Девушка обернулась к Чаку, но его лицо оставалось бесстрастным.
— Идемте, — сказал он.
Мари ничего не оставалось, как только последовать за ним.
Несколько часов спустя они покинули участок. Ночь была холодной, поэтому Бертон снял пиджак и накинул его Мари на плечи. Но и это не помогло ей унять нервную дрожь.
Казалось, она даже не заметила, что пиджак на ней.
— Я действительно думала, что смогу опознать его. Когда включили свет и все эти люди уставились на меня, я вначале была уверена, что кто-то из них мне знаком.
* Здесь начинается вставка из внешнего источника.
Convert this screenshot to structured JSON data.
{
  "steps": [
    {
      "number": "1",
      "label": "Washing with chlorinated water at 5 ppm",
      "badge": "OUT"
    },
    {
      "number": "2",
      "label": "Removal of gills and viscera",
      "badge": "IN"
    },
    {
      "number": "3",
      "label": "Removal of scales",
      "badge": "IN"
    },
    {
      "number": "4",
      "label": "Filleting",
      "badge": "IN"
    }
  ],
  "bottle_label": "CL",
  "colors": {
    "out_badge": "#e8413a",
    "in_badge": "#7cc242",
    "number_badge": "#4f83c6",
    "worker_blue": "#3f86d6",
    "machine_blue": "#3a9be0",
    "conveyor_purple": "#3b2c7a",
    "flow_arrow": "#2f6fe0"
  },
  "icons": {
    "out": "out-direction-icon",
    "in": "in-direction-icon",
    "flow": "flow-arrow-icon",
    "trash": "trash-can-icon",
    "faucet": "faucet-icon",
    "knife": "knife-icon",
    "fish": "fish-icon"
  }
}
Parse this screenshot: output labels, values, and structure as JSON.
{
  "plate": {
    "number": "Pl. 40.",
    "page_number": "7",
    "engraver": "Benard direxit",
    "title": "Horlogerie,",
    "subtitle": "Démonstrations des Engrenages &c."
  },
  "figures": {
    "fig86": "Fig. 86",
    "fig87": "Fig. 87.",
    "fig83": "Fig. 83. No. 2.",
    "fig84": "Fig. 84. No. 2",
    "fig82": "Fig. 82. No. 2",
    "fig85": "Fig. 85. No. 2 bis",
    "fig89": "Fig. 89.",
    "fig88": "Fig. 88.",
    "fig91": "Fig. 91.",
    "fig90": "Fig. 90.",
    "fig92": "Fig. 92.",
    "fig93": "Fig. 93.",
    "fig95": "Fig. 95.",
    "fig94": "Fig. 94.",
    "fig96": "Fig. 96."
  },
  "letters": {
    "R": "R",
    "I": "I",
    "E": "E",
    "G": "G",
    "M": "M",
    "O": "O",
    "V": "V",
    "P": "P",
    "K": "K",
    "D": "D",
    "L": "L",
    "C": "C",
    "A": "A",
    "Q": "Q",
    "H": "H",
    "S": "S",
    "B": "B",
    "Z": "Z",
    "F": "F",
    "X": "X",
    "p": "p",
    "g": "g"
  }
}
— Это не важно. — Его слова звучали ободряюще, но Бертон был разочарован не меньше, чем девушка. Он наблюдал за ней, когда она изучала выстроившихся перед ней людей. Ее внимание было максимально напряжено. Он ждал, что ее мозг как-то отреагирует и шлюзы памяти, наконец, откроются. Вместо этого она потерпела очередной провал.
— Тот человек из моих кошмаров выше ростом и вообще какой-то другой.
— Сны искажают действительность.
— Я хотела вспомнить.
— Ты теперь в полной безопасности, — напомнил он. — Хотя и расстроена тем, что не вернулась память, зато теперь нечего опасаться. Того человека поймали. Если он сознается, то, возможно, сообщит что-нибудь о тебе, и это поможет нам. Во всяком случае, ты можешь теперь строить свою жизнь, ничего не опасаясь.
Мари задумчиво смотрела на Джиса. Он был прав. Пусть дверь в ее прошлое осталась закрытой, зато будущее распахнуто перед ней.
— Ты сможешь завтра поговорить насчет работы?
— Я все разузнаю. Теперь нам нужно поскорее добраться до дома и выспаться. — Обняв девушку за плечи, он повел ее вниз по ступеням лестницы и дальше, мимо шеренги бело-голубых патрульных машин. — Завтра наступит очень скоро.
— Недостаточно скоро, — мягко возразила она. — Не настолько скоро, насколько мне хотелось бы.